Rita finished her martini and ordered another one. I was still dawdling with mine. Martinis make me sleepy. Consumed at lunch they tend to blow my day, as is true at breakfast.

"Yes. Actually, I think he was always rich. I think his family had money. But he has certainly enlarged his net worth over the years."

"And he was a judge," I said.

"Yes. Interestingly, he was not a terribly good judge. He is not judicious. He is not a great legal mind. He is a great litigator. But his judicial rulings were frequently reversed on appeal. He hadn't the patience, or, I guess, the sense of fairness, of"-again Rita looked for a word-"of decency," she said, "that makes a good judge."

"How'd he feel about being overruled?"

"It is said to have driven him mad," Rita said. "Have you met him?"

"Yes."

"Has he an ego?"

"A lot bigger than he is," I said.

"It's what made him so good as a litigator. The ego. He needed to win."

Rita had picked up the menu and looked at it as she talked. Now she paused to read it.

"Lobster sandwich looks good," she said.

"You going to have it?" I said.

"Oh, God no," she said. "With these hips, what are you crazy?"

"Those are elegant hips," I said.

Rita snorted and put down the menu.

"I'll have the green salad," she told the waiter, "dressing on the side."
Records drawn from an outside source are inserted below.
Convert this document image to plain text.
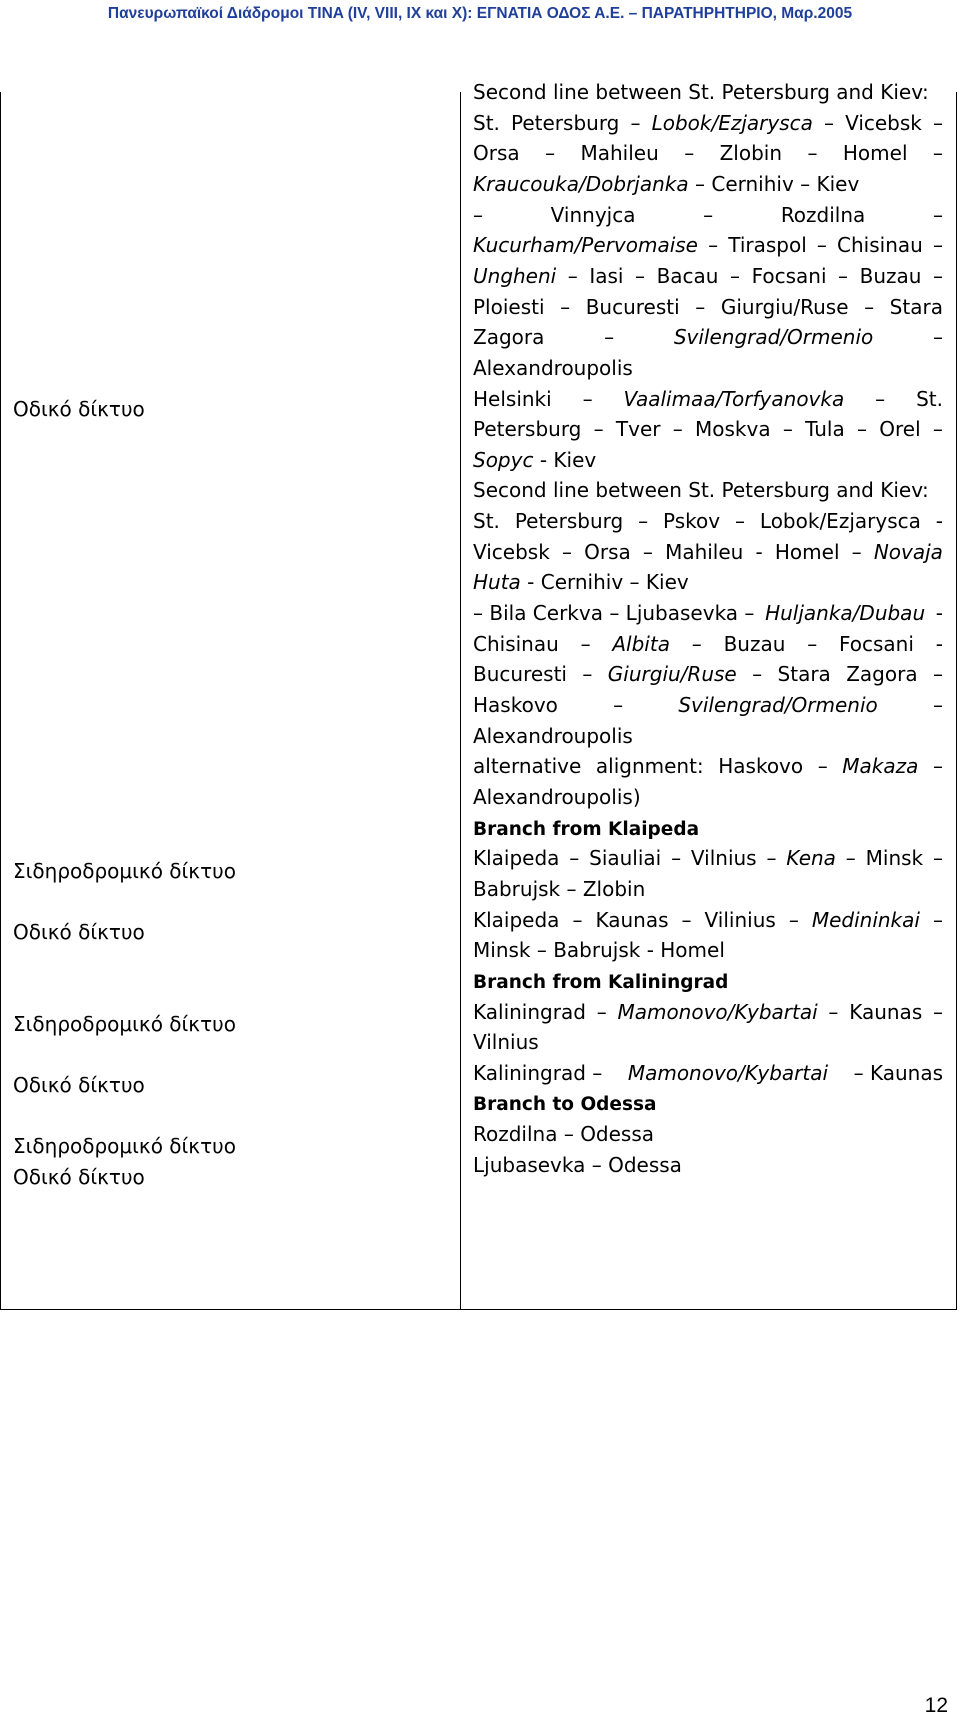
Πανευρωπαϊκοί Διάδρομοι TINA (IV, VIII, IX και X): ΕΓΝΑΤΙΑ ΟΔΟΣ Α.Ε. – ΠΑΡΑΤΗΡΗΤΗΡΙΟ, Μαρ.2005
Οδικό δίκτυο
Σιδηροδρομικό δίκτυο
Οδικό δίκτυο
Σιδηροδρομικό δίκτυο
Οδικό δίκτυο
Σιδηροδρομικό δίκτυο
Οδικό δίκτυο
Second line between St. Petersburg and Kiev:
St. Petersburg – Lobok/Ezjarysca – Vicebsk –
Orsa – Mahileu – Zlobin – Homel –
Kraucouka/Dobrjanka – Cernihiv – Kiev
–	Vinnyjca	–	Rozdilna	–
Kucurham/Pervomaise – Tiraspol – Chisinau –
Ungheni – Iasi – Bacau – Focsani – Buzau –
Ploiesti – Bucuresti – Giurgiu/Ruse – Stara
Zagora	–	Svilengrad/Ormenio	–
Alexandroupolis
Helsinki – Vaalimaa/Torfyanovka – St.
Petersburg – Tver – Moskva – Tula – Orel –
Sopyc - Kiev
Second line between St. Petersburg and Kiev:
St. Petersburg – Pskov – Lobok/Ezjarysca -
Vicebsk – Orsa – Mahileu - Homel – Novaja
Huta - Cernihiv – Kiev
– Bila Cerkva – Ljubasevka – Huljanka/Dubau -
Chisinau – Albita – Buzau – Focsani -
Bucuresti – Giurgiu/Ruse – Stara Zagora –
Haskovo	–	Svilengrad/Ormenio	–
Alexandroupolis
alternative alignment: Haskovo – Makaza –
Alexandroupolis)
Branch from Klaipeda
Klaipeda – Siauliai – Vilnius – Kena – Minsk –
Babrujsk – Zlobin
Klaipeda – Kaunas – Vilinius – Medininkai –
Minsk – Babrujsk - Homel
Branch from Kaliningrad
Kaliningrad – Mamonovo/Kybartai – Kaunas –
Vilnius
Kaliningrad – Mamonovo/Kybartai – Kaunas
Branch to Odessa
Rozdilna – Odessa
Ljubasevka – Odessa
12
I ordered the lobster sandwich.

"You're doing that to be mean," Rita said.

"I like lobster sandwiches. What's Ronan doing at Taft?"

"Ego. He may be the greatest criminal lawyer in the world. But criminal lawyers tend to represent criminals. And some of the dirt maybe rubs off. I think he took the professorship at Taft because it was prestigious."

"Does he actually teach," I said.

Rita shrugged.

"Taft's trying to build the law school. One way to do that is to attract a superstar. As you know, one of the prime perks of any teaching job is not to teach. Ronan is a superstar. My guess is that he probably lectures once a week. I think he would enjoy lecturing."